# 7.3.1 Input size

Procedure inputs may be many different types: Numbers, Lists of Numbers, Lists of Lists, Procedures, etc. Our goal is to characterize the input size with a single number that does not depend on the types of the input.

We use the Turing machine to model a computer, so the way to measure the size of the input is the number of characters needed to write the input on the tape. The characters can be from any fixed-size alphabet, such as the ten decimal digits, or the letters of the alphabet. The number of different symbols in the tape alphabet does not matter for our analysis since we are concerned with orders of growth not absolute values. Within the $O$, $\Omega$, and $\Theta$ operators, a constant factor does not matter (e.g., $\Theta(n) \equiv \Theta(17n+523)$). This means is doesn't matter whether we use an alphabet with two symbols or an alphabet with 256 symbols. With two symbols the input may be 8 times as long as it is with a 256-symbol alphabet, but the constant factor does not matter inside the asymptotic operator.

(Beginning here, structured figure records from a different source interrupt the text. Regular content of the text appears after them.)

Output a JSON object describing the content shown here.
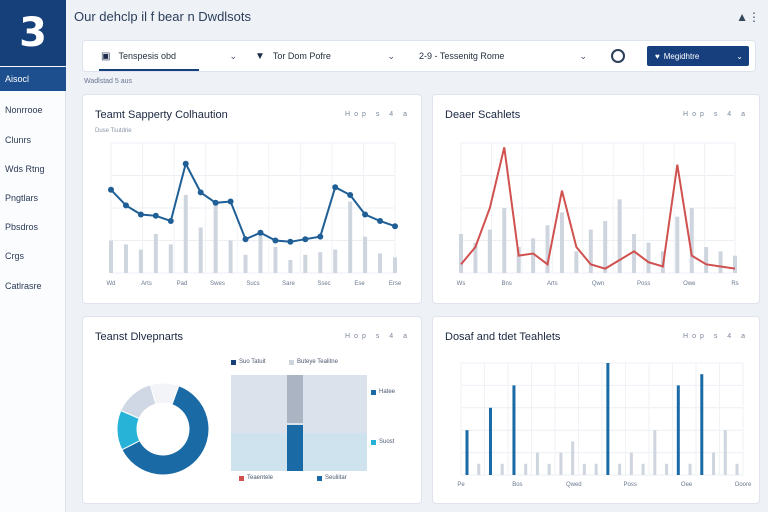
{
  "app": {
    "logo": "3",
    "title": "Our dehclp il f bear n Dwdlsots",
    "top_icon": "share-icon"
  },
  "sidebar": {
    "items": [
      {
        "label": "Aisocl",
        "active": true
      },
      {
        "label": "Nonrrooe"
      },
      {
        "label": "Clunrs"
      },
      {
        "label": "Wds Rtng"
      },
      {
        "label": "Pngtlars"
      },
      {
        "label": "Pbsdros"
      },
      {
        "label": "Crgs"
      },
      {
        "label": "Catlrasre"
      }
    ]
  },
  "filters": {
    "f1": "Tenspesis obd",
    "f2": "Tor Dom Pofre",
    "f3": "2-9 - Tessenitg Rome",
    "apply": "Megidhtre",
    "sublabel": "Wadlstad  5  aus"
  },
  "colors": {
    "brand": "#15407a",
    "line_blue": "#1f5f96",
    "line_red": "#d0514f",
    "bar_grey": "#cfd5de",
    "donut_dark": "#1a6aa6",
    "donut_light": "#27b2d8"
  },
  "cards": {
    "c1": {
      "title": "Teamt Sapperty Colhaution",
      "sub": "Duse Tsutdrie",
      "tools": "Hop  s  4  a"
    },
    "c2": {
      "title": "Deaer Scahlets",
      "tools": "Hop  s  4  a"
    },
    "c3": {
      "title": "Teanst Dlvepnarts",
      "tools": "Hop  s  4  a",
      "legend_a": "Suo Tatuit",
      "legend_b": "Buteye Tealitne",
      "legend_c": "Hatee",
      "legend_d": "Suost",
      "legend_e": "Teaentele",
      "legend_f": "Seuliitar"
    },
    "c4": {
      "title": "Dosaf and tdet Teahlets",
      "tools": "Hop  s  4  a"
    }
  },
  "chart_data": [
    {
      "type": "line",
      "title": "Teamt Sapperty Colhaution",
      "x": [
        1,
        2,
        3,
        4,
        5,
        6,
        7,
        8,
        9,
        10,
        11,
        12,
        13,
        14,
        15,
        16,
        17,
        18,
        19,
        20
      ],
      "series": [
        {
          "values": [
            64,
            52,
            45,
            44,
            40,
            84,
            62,
            54,
            55,
            26,
            31,
            25,
            24,
            26,
            28,
            66,
            60,
            45,
            40,
            36
          ]
        }
      ],
      "bars": [
        25,
        22,
        18,
        30,
        22,
        60,
        35,
        55,
        25,
        14,
        30,
        20,
        10,
        14,
        16,
        18,
        55,
        28,
        15,
        12
      ],
      "ylim": [
        0,
        100
      ],
      "xticks": [
        "Wd",
        "Arts",
        "Pad",
        "Swes",
        "Sucs",
        "Sare",
        "Ssec",
        "Ese",
        "Erse"
      ]
    },
    {
      "type": "line",
      "title": "Deaer Scahlets",
      "series": [
        {
          "values": [
            4,
            12,
            30,
            58,
            8,
            9,
            4,
            38,
            12,
            4,
            2,
            6,
            10,
            5,
            3,
            50,
            8,
            4,
            3,
            2
          ]
        }
      ],
      "bars": [
        18,
        14,
        20,
        30,
        12,
        16,
        22,
        28,
        10,
        20,
        24,
        34,
        18,
        14,
        10,
        26,
        30,
        12,
        10,
        8
      ],
      "ylim": [
        0,
        60
      ],
      "xticks": [
        "Ws",
        "Bns",
        "Arts",
        "Qwn",
        "Poss",
        "Owe",
        "Rs"
      ]
    },
    {
      "type": "pie",
      "title": "Teanst Dlvepnarts",
      "values": [
        62,
        14,
        14,
        10
      ]
    },
    {
      "type": "bar",
      "title": "Dosaf and tdet Teahlets",
      "values": [
        4,
        1,
        6,
        1,
        8,
        1,
        2,
        1,
        2,
        3,
        1,
        1,
        10,
        1,
        2,
        1,
        4,
        1,
        8,
        1,
        9,
        2,
        4,
        1
      ],
      "highlights": [
        0,
        2,
        4,
        12,
        18,
        20
      ],
      "ylim": [
        0,
        10
      ],
      "xticks": [
        "Pe",
        "Bos",
        "Qwed",
        "Poss",
        "Oee",
        "Ooore"
      ]
    }
  ]
}
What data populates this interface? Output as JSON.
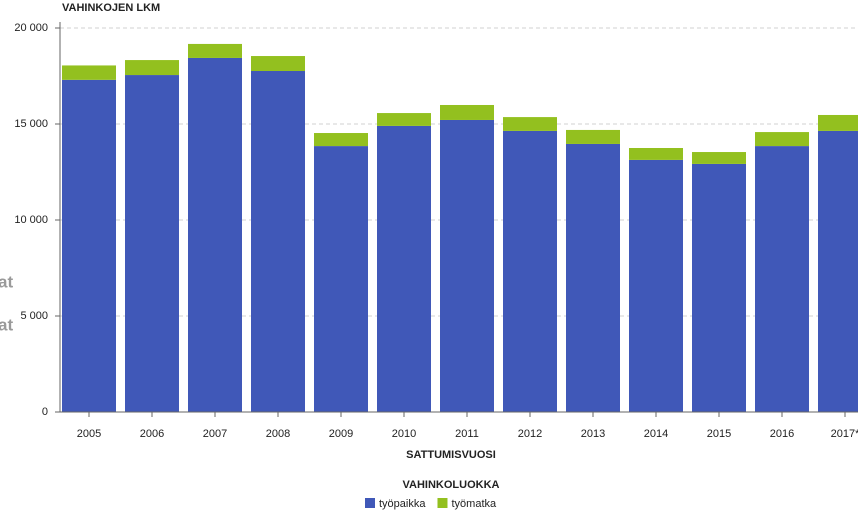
{
  "chart_data": {
    "type": "stacked-bar",
    "y_axis_title": "VAHINKOJEN LKM",
    "x_axis_title": "SATTUMISVUOSI",
    "legend_title": "VAHINKOLUOKKA",
    "categories": [
      "2005",
      "2006",
      "2007",
      "2008",
      "2009",
      "2010",
      "2011",
      "2012",
      "2013",
      "2014",
      "2015",
      "2016",
      "2017*"
    ],
    "series": [
      {
        "name": "työpaikka",
        "color": "#4058b8",
        "values": [
          17300,
          17550,
          18440,
          17760,
          13850,
          14900,
          15210,
          14640,
          13960,
          13130,
          12920,
          13850,
          14640
        ]
      },
      {
        "name": "työmatka",
        "color": "#93c01f",
        "values": [
          750,
          780,
          730,
          780,
          680,
          670,
          780,
          720,
          730,
          620,
          620,
          730,
          830
        ]
      }
    ],
    "ylim": [
      0,
      20000
    ],
    "yticks": [
      0,
      {
        "value": 5000,
        "label": "5 000"
      },
      {
        "value": 10000,
        "label": "10 000"
      },
      {
        "value": 15000,
        "label": "15 000"
      },
      {
        "value": 20000,
        "label": "20 000"
      }
    ],
    "grid": true,
    "legend_position": "bottom",
    "overlay_texts": [
      "at",
      "at"
    ]
  }
}
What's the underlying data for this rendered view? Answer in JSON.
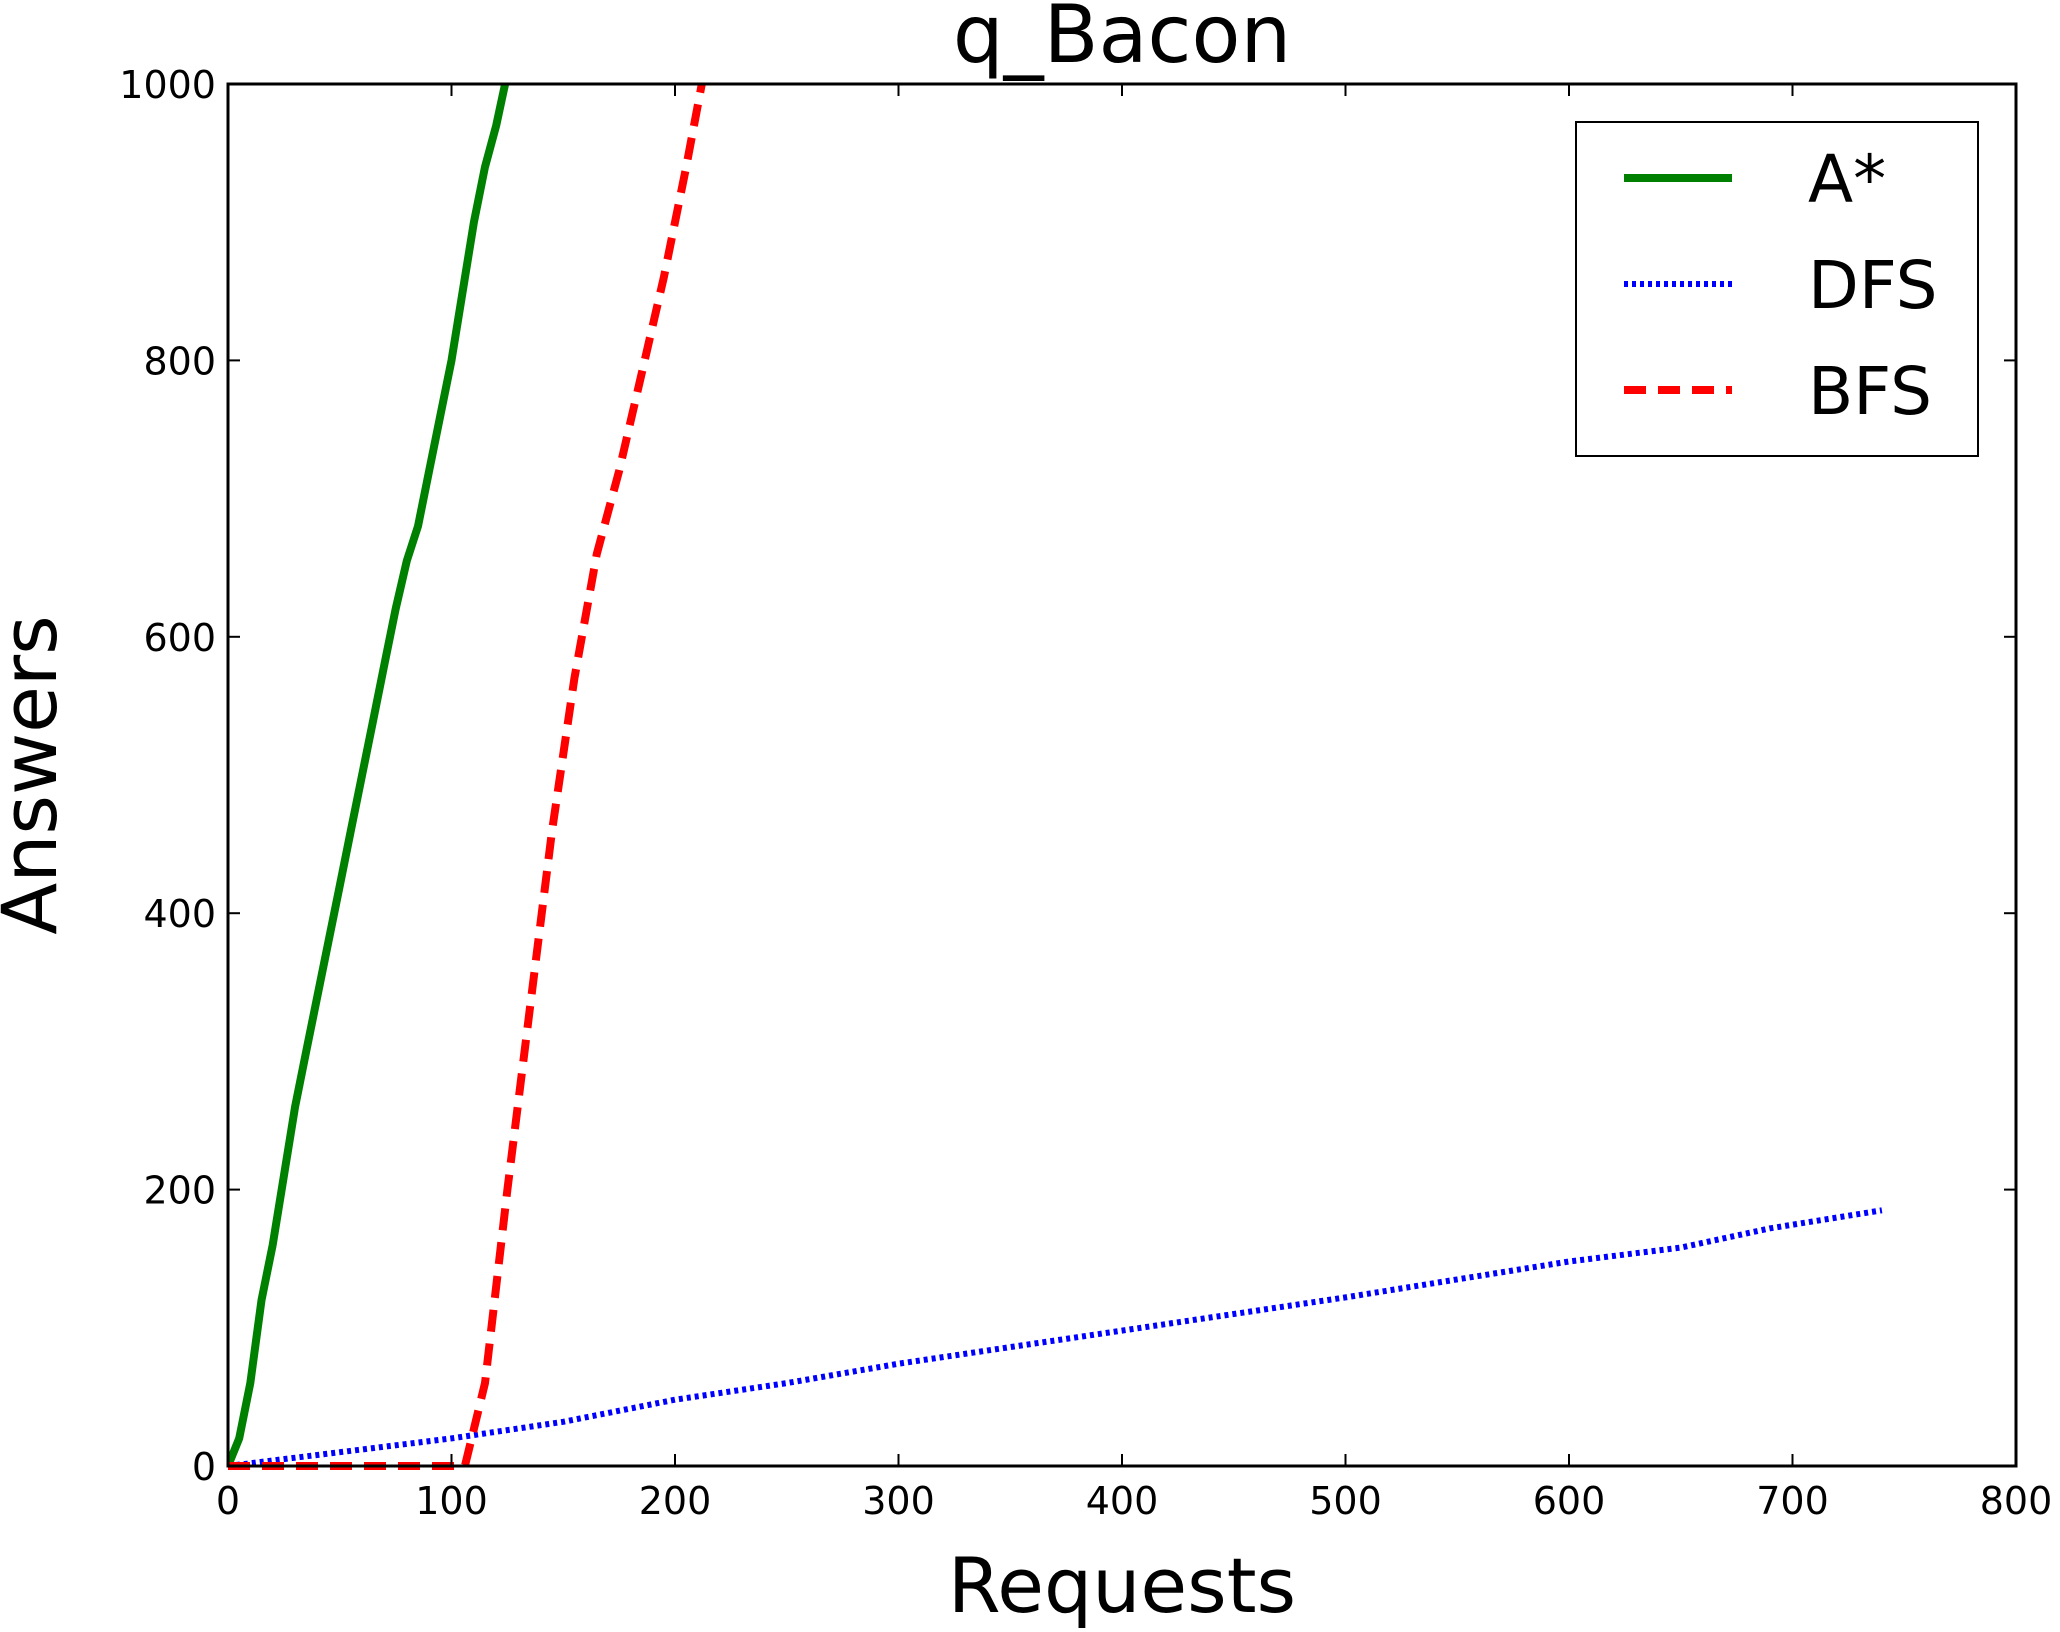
{
  "chart_data": {
    "type": "line",
    "title": "q_Bacon",
    "xlabel": "Requests",
    "ylabel": "Answers",
    "xlim": [
      0,
      800
    ],
    "ylim": [
      0,
      1000
    ],
    "xticks": [
      0,
      100,
      200,
      300,
      400,
      500,
      600,
      700,
      800
    ],
    "yticks": [
      0,
      200,
      400,
      600,
      800,
      1000
    ],
    "grid": false,
    "legend_position": "top-right",
    "series": [
      {
        "name": "A*",
        "color": "#008000",
        "style": "solid",
        "x": [
          0,
          5,
          10,
          15,
          20,
          25,
          30,
          35,
          40,
          45,
          50,
          55,
          60,
          65,
          70,
          75,
          80,
          85,
          90,
          95,
          100,
          105,
          110,
          115,
          120,
          124
        ],
        "y": [
          0,
          20,
          60,
          120,
          160,
          210,
          260,
          300,
          340,
          380,
          420,
          460,
          500,
          540,
          580,
          620,
          655,
          680,
          720,
          760,
          800,
          850,
          900,
          940,
          970,
          1000
        ]
      },
      {
        "name": "DFS",
        "color": "#0000ff",
        "style": "dotted",
        "x": [
          0,
          50,
          100,
          150,
          200,
          250,
          300,
          350,
          400,
          450,
          500,
          550,
          600,
          650,
          690,
          740
        ],
        "y": [
          0,
          10,
          20,
          32,
          48,
          60,
          74,
          86,
          98,
          110,
          122,
          135,
          148,
          158,
          172,
          185
        ]
      },
      {
        "name": "BFS",
        "color": "#ff0000",
        "style": "dashed",
        "x": [
          0,
          50,
          100,
          106,
          115,
          125,
          135,
          145,
          155,
          165,
          175,
          185,
          195,
          205,
          212
        ],
        "y": [
          0,
          0,
          0,
          0,
          60,
          200,
          330,
          460,
          570,
          660,
          720,
          790,
          860,
          940,
          1000
        ]
      }
    ]
  }
}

Thus, we measure the size of the input as the number of symbols required to write the number on a Turing Machine input tape. To figure out the input size of a given type, we need to think about how many symbols it would require to write down inputs of that type.

Booleans. There are only two Boolean values: true and false. Hence, the length of a Boolean input is fixed.

Numbers. Using the decimal number system (that is, 10 tape symbols), we can write a number of magnitude $n$ using $\log_{10} n$ digits. Using the binary number system (that is, 2 tape symbols), we can write it using $\log_{2} n$ bits. Within the asymptotic operators, the base of the logarithm does not matter (as long as it is a constant) since it changes the result by a constant factor. We can see this from the argument above --- changing the number of symbols in the input alphabet changes the input length by a constant factor which has no impact within the asymptotic operators.

Lists. If the input is a List, the size of the input is related to the number of elements in the list. If each element is a constant size (for example, a list of numbers where each number is between 0 and 100), the size of the input list is some constant multiple of the number of elements in the list. Hence, the size of an input that is a list of $n$ elements is $cn$ for some constant $c$. Since $\Theta(cn) = \Theta(n)$, the size of a List input is $\Theta(n)$ where $n$ is the number of elements in the List. If List elements can vary in size, then we need to account for that in the input size. For example, suppose the input is a List of Lists, where there are $n$ elements in each inner List, and there are $n$ List elements in the main List. Then, there are $n^2$ total elements and the input size is in $\Theta(n^2)$.